The first factor is the extent by which the subject matters are made comprehensible and presented to the learners. This is because most of the tests given by the teachers put much stress to the knowledge gained about the subject matter. This idea promotes the students’ memorization and habit-formation. They must fully imbibe every lesson and incorporate them in their everyday routines – their habits.
The learners must be able to reflect their learning by always being able to readily state the contents of every lesson and apply each principle in everything they do. The second factor is centered on the emotional reaction of the learners – the persons who are the most direct recipients of the program’s applications.
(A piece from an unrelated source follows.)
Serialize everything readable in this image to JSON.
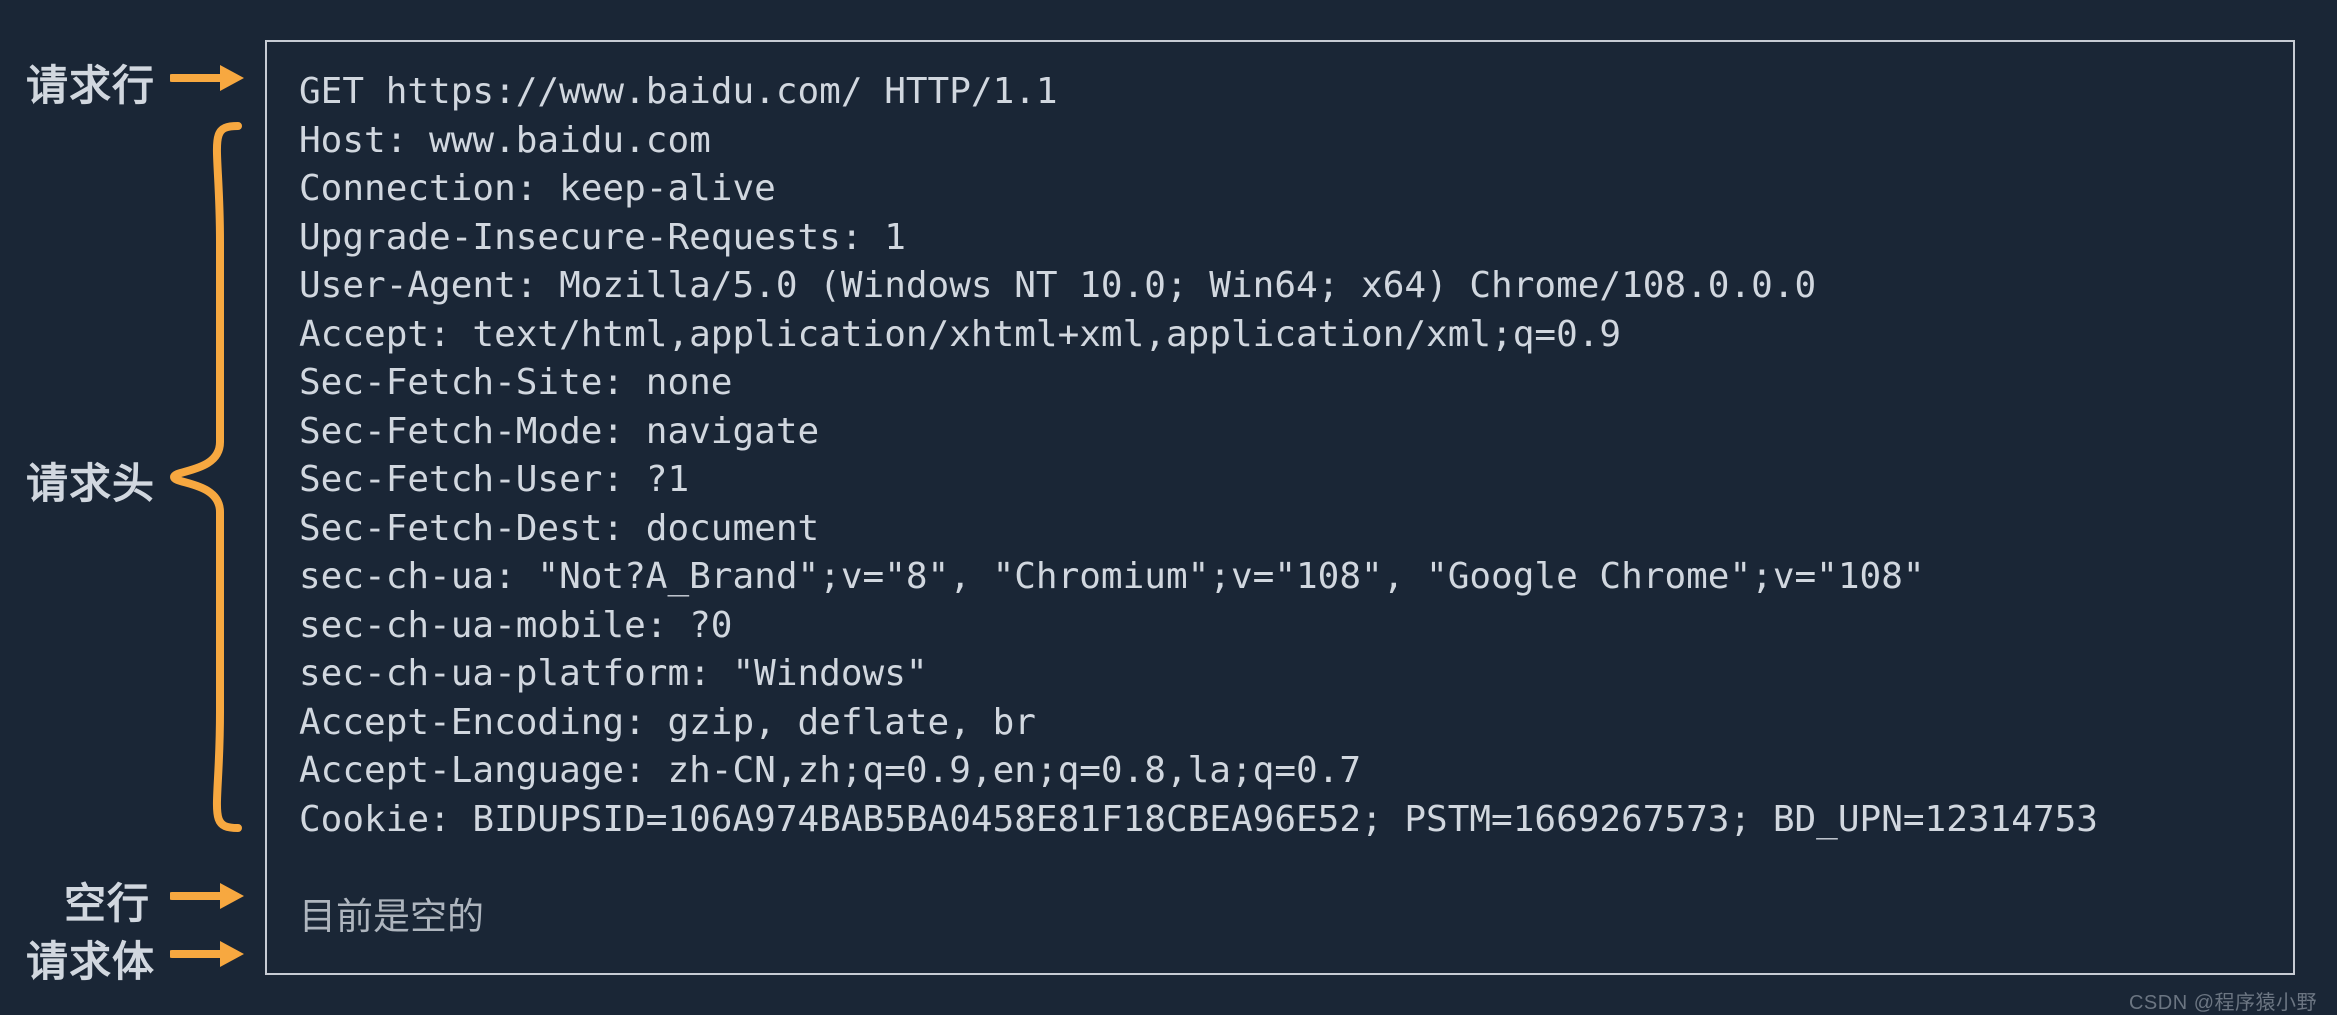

This factor can be measured by looking at the way learners behave while being taught and while undergoing the evaluative measures.
If the learners display favorable responses – if they participate actively during lessons, do not get bored while listening to the teacher’s features and radiate confidence after every session – the program may be said to have fulfilled its aims. If the learners display the opposite of the aforementioned behaviors, the program may need some modifications. References: Caswell, Hollis Leland. (1935). Curriculum development. New York, Cincinnati: American Book Company. Stevens, Marion Paine. (1931). The activities curriculum in the primary grades. Boston and New York : D. C. Heath and Company.